A maintenance technician doesn't care about the average time until failure of the model, he cares about the individual time to failure of the machine in front of him.
quietflyr@reddit
Cool. You could have said the same thing about flight controls and fly by wire. But here we are with most modern commercial aircraft being fly by wire, and flight control system failures less likely than ever.
But yes, there are system reliability issues that need to be developed and addressed. 10^-9 is still a requirement before this could go into service on a Part 29 helicopter. This is mostly why it's not in service already.
Late-Mathematician55@reddit
I just read about an account of "helicopter-induced lightning", which caused a Sikorsky S-76, cruising at 4000ft, had been stuck by lightning that its own airframe had created, and dropped 3144ft before the crew could regain control .
Now I'm even more scared of flying in them.
https://www.tsb.gc.ca/eng/medias-media/communiques/aviation/2026/a23p0136-20260513.html
BoringBob84@reddit
Electricity is lazy.

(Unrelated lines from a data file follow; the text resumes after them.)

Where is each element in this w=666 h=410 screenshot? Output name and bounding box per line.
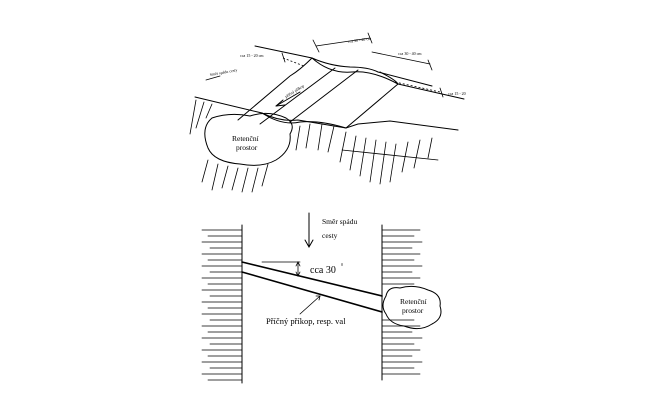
trench-wall-left-inner — [259, 67, 336, 125]
dim-tick-b — [367, 32, 373, 44]
ditch-label: Příčný příkop, resp. val — [266, 316, 346, 326]
dim-label-top-2: cca 30 - 40 cm — [398, 51, 422, 56]
ditch-line-lower — [241, 271, 383, 313]
road-edge-upper — [254, 45, 433, 87]
angle-arrow-head-top — [295, 261, 301, 267]
dim-line-right — [439, 87, 444, 98]
retention-pond-outline — [204, 112, 293, 166]
ditch-line-upper — [241, 261, 383, 297]
dim-label-right: cca 15 - 20 — [448, 91, 466, 96]
depth-dash-right — [394, 81, 441, 93]
trench-wall-right-inner — [289, 69, 359, 123]
trench-bottom-curve — [311, 57, 399, 85]
dim-tick-c — [427, 59, 433, 71]
dim-label-top-1: cca 30 - 40 cm — [347, 36, 372, 44]
road-edge-upper-right — [397, 83, 465, 100]
angle-label: cca 30 — [310, 265, 336, 276]
dim-tick-a — [312, 39, 320, 53]
retention-label-plan-2: prostor — [402, 306, 424, 315]
trench-wall-left-outer — [237, 57, 313, 121]
terrain-hatching-right — [295, 123, 439, 185]
retention-label-top-1: Retenční — [232, 134, 259, 143]
shoulder-hatching-right — [381, 229, 423, 375]
retention-pond-outline-plan — [382, 285, 442, 330]
depth-dash-left — [282, 57, 305, 67]
trench-lower-curve — [261, 112, 347, 129]
dim-line-top-2 — [371, 51, 431, 65]
angle-unit: 0 — [341, 262, 343, 267]
ditch-leader-line — [299, 295, 321, 315]
slope-label-2: cesty — [322, 231, 338, 240]
retention-label-plan-1: Retenční — [400, 297, 427, 306]
slope-arrow-head — [304, 239, 314, 249]
plan-view: Směr spádu cesty — [201, 212, 442, 384]
dim-line-top-1 — [315, 37, 371, 47]
slope-label-1: Směr spádu — [322, 217, 357, 226]
label-trench: příčný příkop — [284, 83, 305, 99]
angle-arrow-head-bottom — [295, 271, 301, 277]
retention-label-top-2: prostor — [236, 143, 258, 152]
dim-label-left: cca 15 - 20 cm — [240, 53, 264, 58]
perspective-view: cca 30 - 40 cm cca 30 - 40 cm cca 15 - 2… — [189, 32, 466, 193]
flow-arrow-road — [205, 75, 221, 81]
flow-arrow-trench — [275, 91, 301, 107]
road-edge-lower — [194, 96, 459, 131]
shoulder-hatching-left — [201, 229, 243, 381]
terrain-hatching-left — [189, 99, 269, 193]
label-road-direction: Směr spádu cesty — [209, 67, 237, 77]
ditch-leader-head — [315, 295, 321, 301]
flow-arrow-trench-head — [275, 99, 286, 107]
dim-line-left — [281, 52, 286, 63]
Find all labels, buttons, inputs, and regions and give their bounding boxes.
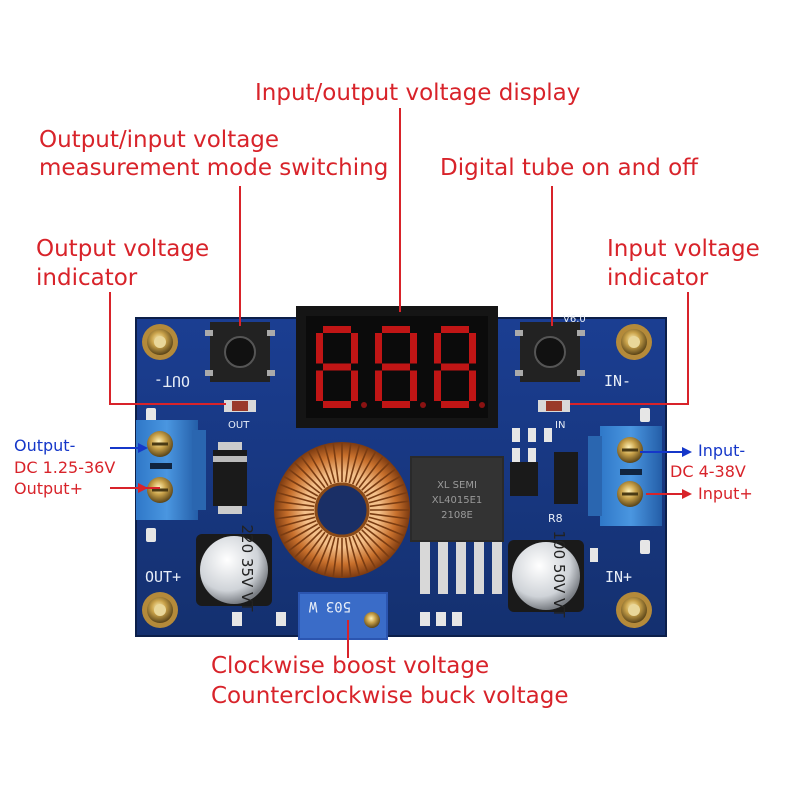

If it wants to get from point A to point B, then a huge chunk of aluminum is a much easier path than air. Thus, aircraft and rotorcraft are frequent "shortcuts" for static charge in the atmosphere and are designed accordingly.
Depending on the criticality of the system to flight, it either has to "ride through" lightning strikes unaffected, it can be momentarily interrupted during and after a lightning strike, or it can be disabled by a lightning strike.
Those are safety regulations. However, from an economic perspective, few customers would tolerate their non-essential passenger entertainment systems being repeatedly destroyed by lightning strikes, so even non-critical systems have to be somewhat robust.
Inspi@reddit
Probably fewer parts in the airframe (Bell H-13) but probably not much in the engine.